Kumar's conclusion held that "it was not the case that a class of landless agricultural labourers was wholly created during the British period by the impoverishment of the peasant proprietor and the village craftsmen". This position is often misrepresented as stating that "the class of agricultural labourers was not affected by colonial rule". It explicitly critiqued of a number of "Golden Age descriptions" of the agrarian situation before colonial rule.

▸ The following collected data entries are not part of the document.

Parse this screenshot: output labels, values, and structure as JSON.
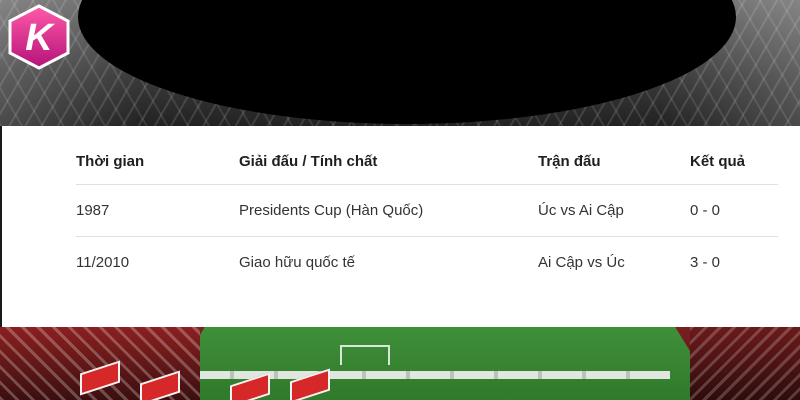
{
  "brand": {
    "logo_letter": "K",
    "logo_colors": {
      "top": "#ff4fa0",
      "bottom": "#b5127a"
    }
  },
  "table": {
    "headers": {
      "time": "Thời gian",
      "tournament": "Giải đấu / Tính chất",
      "match": "Trận đấu",
      "result": "Kết quả"
    },
    "rows": [
      {
        "time": "1987",
        "tournament": "Presidents Cup (Hàn Quốc)",
        "match": "Úc vs Ai Cập",
        "result": "0 - 0"
      },
      {
        "time": "11/2010",
        "tournament": "Giao hữu quốc tế",
        "match": "Ai Cập vs Úc",
        "result": "3 - 0"
      }
    ]
  },
  "colors": {
    "panel_bg": "#ffffff",
    "text": "#2b2b2b",
    "divider": "#e0e0e0"
  }
}
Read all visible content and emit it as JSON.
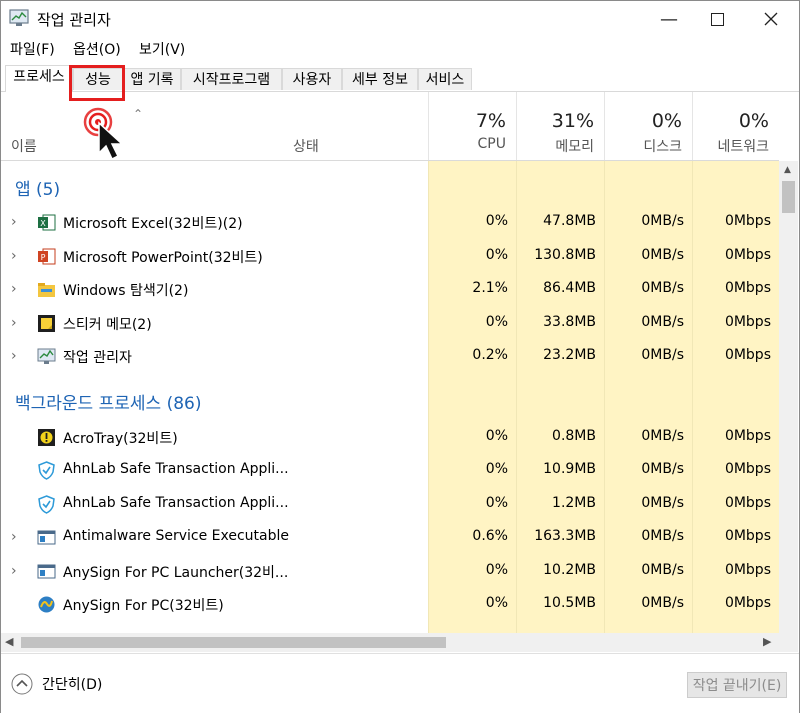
{
  "window": {
    "title": "작업 관리자"
  },
  "menu": {
    "file": "파일(F)",
    "options": "옵션(O)",
    "view": "보기(V)"
  },
  "tabs": [
    "프로세스",
    "성능",
    "앱 기록",
    "시작프로그램",
    "사용자",
    "세부 정보",
    "서비스"
  ],
  "columns": {
    "name": "이름",
    "status": "상태",
    "cpu": {
      "pct": "7%",
      "label": "CPU"
    },
    "memory": {
      "pct": "31%",
      "label": "메모리"
    },
    "disk": {
      "pct": "0%",
      "label": "디스크"
    },
    "network": {
      "pct": "0%",
      "label": "네트워크"
    }
  },
  "groups": {
    "apps": "앱 (5)",
    "background": "백그라운드 프로세스 (86)"
  },
  "apps": [
    {
      "name": "Microsoft Excel(32비트)(2)",
      "cpu": "0%",
      "mem": "47.8MB",
      "disk": "0MB/s",
      "net": "0Mbps",
      "icon": "excel-icon"
    },
    {
      "name": "Microsoft PowerPoint(32비트)",
      "cpu": "0%",
      "mem": "130.8MB",
      "disk": "0MB/s",
      "net": "0Mbps",
      "icon": "powerpoint-icon"
    },
    {
      "name": "Windows 탐색기(2)",
      "cpu": "2.1%",
      "mem": "86.4MB",
      "disk": "0MB/s",
      "net": "0Mbps",
      "icon": "explorer-icon"
    },
    {
      "name": "스티커 메모(2)",
      "cpu": "0%",
      "mem": "33.8MB",
      "disk": "0MB/s",
      "net": "0Mbps",
      "icon": "sticky-notes-icon"
    },
    {
      "name": "작업 관리자",
      "cpu": "0.2%",
      "mem": "23.2MB",
      "disk": "0MB/s",
      "net": "0Mbps",
      "icon": "task-manager-icon"
    }
  ],
  "background": [
    {
      "name": "AcroTray(32비트)",
      "cpu": "0%",
      "mem": "0.8MB",
      "disk": "0MB/s",
      "net": "0Mbps",
      "icon": "acrotray-icon"
    },
    {
      "name": "AhnLab Safe Transaction Appli...",
      "cpu": "0%",
      "mem": "10.9MB",
      "disk": "0MB/s",
      "net": "0Mbps",
      "icon": "ahnlab-shield-icon"
    },
    {
      "name": "AhnLab Safe Transaction Appli...",
      "cpu": "0%",
      "mem": "1.2MB",
      "disk": "0MB/s",
      "net": "0Mbps",
      "icon": "ahnlab-shield-icon"
    },
    {
      "name": "Antimalware Service Executable",
      "cpu": "0.6%",
      "mem": "163.3MB",
      "disk": "0MB/s",
      "net": "0Mbps",
      "icon": "service-window-icon"
    },
    {
      "name": "AnySign For PC Launcher(32비...",
      "cpu": "0%",
      "mem": "10.2MB",
      "disk": "0MB/s",
      "net": "0Mbps",
      "icon": "service-window-icon"
    },
    {
      "name": "AnySign For PC(32비트)",
      "cpu": "0%",
      "mem": "10.5MB",
      "disk": "0MB/s",
      "net": "0Mbps",
      "icon": "anysign-icon"
    }
  ],
  "footer": {
    "fewer_details": "간단히(D)",
    "end_task": "작업 끝내기(E)"
  }
}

The work, 210 pages long and written in a clear and spare style verging at times on dryness (though spiced with the periodic sarcastic remark in the footnote), established Kumar as an important alternative voice in a debate that was largely dominated at that point by Marxist and nationalist historians. 
In her 30-page introduction to the 1992 reprint, Kumar reflects on a number of weaknesses in her own work: "its complete reliance on official records", the neglect of the process of "the conversion of tribals into untouchables and bonded labourers", an excessively strong association of caste and occupation. However, Kumar held that the "main conclusions of the work still held". These were as follows: "Members of certain castes were by and large agricultural labourers at the outset of British rule; this connection enables us to estimate the minimum strength of agricultural labourers then, and the estimate shows that the group was sizeable so that it cannot be held that landless labour was virtually created by British rule.